Dans ce livre, vous menez une véritable enquête sur elle ?
Par la force des choses. Quand, par exemple, je découvre qu’elle, qui passait pour une jolie personne, avait fait croire à certains que sa propre sœur avait abandonné son fils à 14 ans parce qu’il était homosexuel, alors qu’il n’a quitté le nid familial qu’à l’âge de 27 ans, je suis évidemment amené à me poser des questions. De fil en aiguille, j’arrive même à la soupçonner d’avoir empoisonné mon père. J’enquête alors jusqu’à obtenir la certitude du contraire. Un épisode parfaitement fictionnel, certes, mais qui malgré tout jette un voile noir sur cette histoire.
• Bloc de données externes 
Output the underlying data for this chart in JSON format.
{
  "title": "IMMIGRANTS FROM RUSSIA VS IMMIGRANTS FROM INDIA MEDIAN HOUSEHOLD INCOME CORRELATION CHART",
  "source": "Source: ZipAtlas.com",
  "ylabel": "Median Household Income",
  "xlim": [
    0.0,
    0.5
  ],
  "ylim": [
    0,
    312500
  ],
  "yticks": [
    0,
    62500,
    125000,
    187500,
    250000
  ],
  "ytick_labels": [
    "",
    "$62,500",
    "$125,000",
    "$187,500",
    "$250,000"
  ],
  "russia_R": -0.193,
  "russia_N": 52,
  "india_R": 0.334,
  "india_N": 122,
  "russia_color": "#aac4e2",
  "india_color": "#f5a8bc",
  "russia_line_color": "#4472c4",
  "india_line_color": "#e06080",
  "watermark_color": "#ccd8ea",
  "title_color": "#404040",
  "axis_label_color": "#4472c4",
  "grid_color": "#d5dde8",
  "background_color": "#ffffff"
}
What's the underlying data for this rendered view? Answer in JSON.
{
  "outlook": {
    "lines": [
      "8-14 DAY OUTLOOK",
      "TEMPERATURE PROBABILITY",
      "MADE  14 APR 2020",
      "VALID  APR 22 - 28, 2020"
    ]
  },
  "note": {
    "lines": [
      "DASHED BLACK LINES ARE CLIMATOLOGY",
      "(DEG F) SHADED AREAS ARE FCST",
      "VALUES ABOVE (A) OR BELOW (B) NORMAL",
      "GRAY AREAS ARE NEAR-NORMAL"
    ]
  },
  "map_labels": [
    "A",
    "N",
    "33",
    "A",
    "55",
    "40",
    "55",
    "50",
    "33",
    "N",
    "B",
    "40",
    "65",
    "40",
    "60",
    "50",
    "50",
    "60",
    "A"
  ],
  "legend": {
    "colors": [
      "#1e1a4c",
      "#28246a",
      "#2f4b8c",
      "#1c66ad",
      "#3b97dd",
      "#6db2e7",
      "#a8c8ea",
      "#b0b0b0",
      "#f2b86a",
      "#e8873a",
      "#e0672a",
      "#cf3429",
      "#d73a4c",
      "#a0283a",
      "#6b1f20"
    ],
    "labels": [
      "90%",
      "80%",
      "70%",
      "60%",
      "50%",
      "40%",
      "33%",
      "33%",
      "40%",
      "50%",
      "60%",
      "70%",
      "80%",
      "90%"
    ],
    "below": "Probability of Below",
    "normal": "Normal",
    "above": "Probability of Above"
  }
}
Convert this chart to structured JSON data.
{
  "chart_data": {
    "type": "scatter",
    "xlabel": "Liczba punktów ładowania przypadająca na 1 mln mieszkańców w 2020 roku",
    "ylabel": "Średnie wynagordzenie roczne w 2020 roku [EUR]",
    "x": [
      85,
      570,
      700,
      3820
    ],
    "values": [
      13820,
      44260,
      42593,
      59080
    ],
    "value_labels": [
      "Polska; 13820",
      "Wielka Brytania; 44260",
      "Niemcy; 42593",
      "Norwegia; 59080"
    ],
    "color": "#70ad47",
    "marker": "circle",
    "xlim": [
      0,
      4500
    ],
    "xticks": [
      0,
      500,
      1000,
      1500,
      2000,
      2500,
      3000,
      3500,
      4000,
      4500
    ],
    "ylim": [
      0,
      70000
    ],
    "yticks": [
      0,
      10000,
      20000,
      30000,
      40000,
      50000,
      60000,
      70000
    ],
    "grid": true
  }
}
« L’amour est toujours imparfait »
Tout au long du livre, il y a une sorte de dialogue posthume avec votre mère. Plutôt un monologue, d’ailleurs, car vous lui laissez rarement la parole.
Oui, c’est même la trame du livre. Une réminiscence de ce qu’ont pu être nos rapports de son vivant. Au cours de ces pérégrinations langagières, je découvre qu’en réalité elle a exercé sur moi un réel pouvoir. Jusqu’à la toute fin de sa vie, et elle a atteint l’âge respectable de 106 ans. J’ai même le sentiment que dès l’aube de ma vie, elle m’a en quelque sorte donné ma feuille de route et que j’ai suivi ses instructions. D’ailleurs, sa façon, très imaginative, de mentir à tout propos, d’inventer des naissances, des décès, des péripéties tragiques en parlant de gens que je connaissais à peine ou n’avais pas connus, était tout à fait romanesque. Des récits le plus souvent dramatiques, voire tragiques. On a pu remarquer parfois ma tendance à raconter des histoires sinistres — plutôt dans mes premiers livres — et je me dis qu’elle a eu une influence directe sur mon écriture.
La fin du livre est une sorte de montée vers l’amour, le bonheur. Elle est lyrique.
Dans cette partie du roman, je découvre que l’amour est toujours imparfait. On est accoutumé de pardonner à ses enfants quoi qu’il arrive. Je me dis que quand une mère vous a autant aimé — même si son amour s’est à l’occasion mué en trahison — il faut lui rendre hommage pour tout le bien qu’elle vous a fait. En définitive, c’est grâce à elle que je suis né et il vaut mieux exister que n’avoir pas existé — c’est l’option philosophique qui est la mienne, malgré tout le malheur du monde — que mes enfants par la suite ont pu exister et que ma petite-fille est née à son tour. C’est elle qui clôt le livre. Je me vois à sa place soixante et quelques années plus tôt barboter comme elle dans la mer. Une boucle, l’impression de faire partie d’une succession, d’exister dans le Temps. Avec une majuscule comme l’écrivait Proust à la fin de la Recherche.
Ce livre est un tournant dans votre œuvre ?
Oui. C’est la première fois où je vais aussi loin dans l’intime. Dans ce roman, on dirait aussi que l’écriture devient plus libre. Elle s’amuse d’elle-même tout en écrivant, si j’ose dire. De même, j’accentue l’intrigue jusqu’à la caricature, une manière d’en montrer à chaque instant les coulisses. Tel un magicien qui dévoilerait ses trucs au fur et à mesure après chaque tour. Comme si ce livre était un spectacle.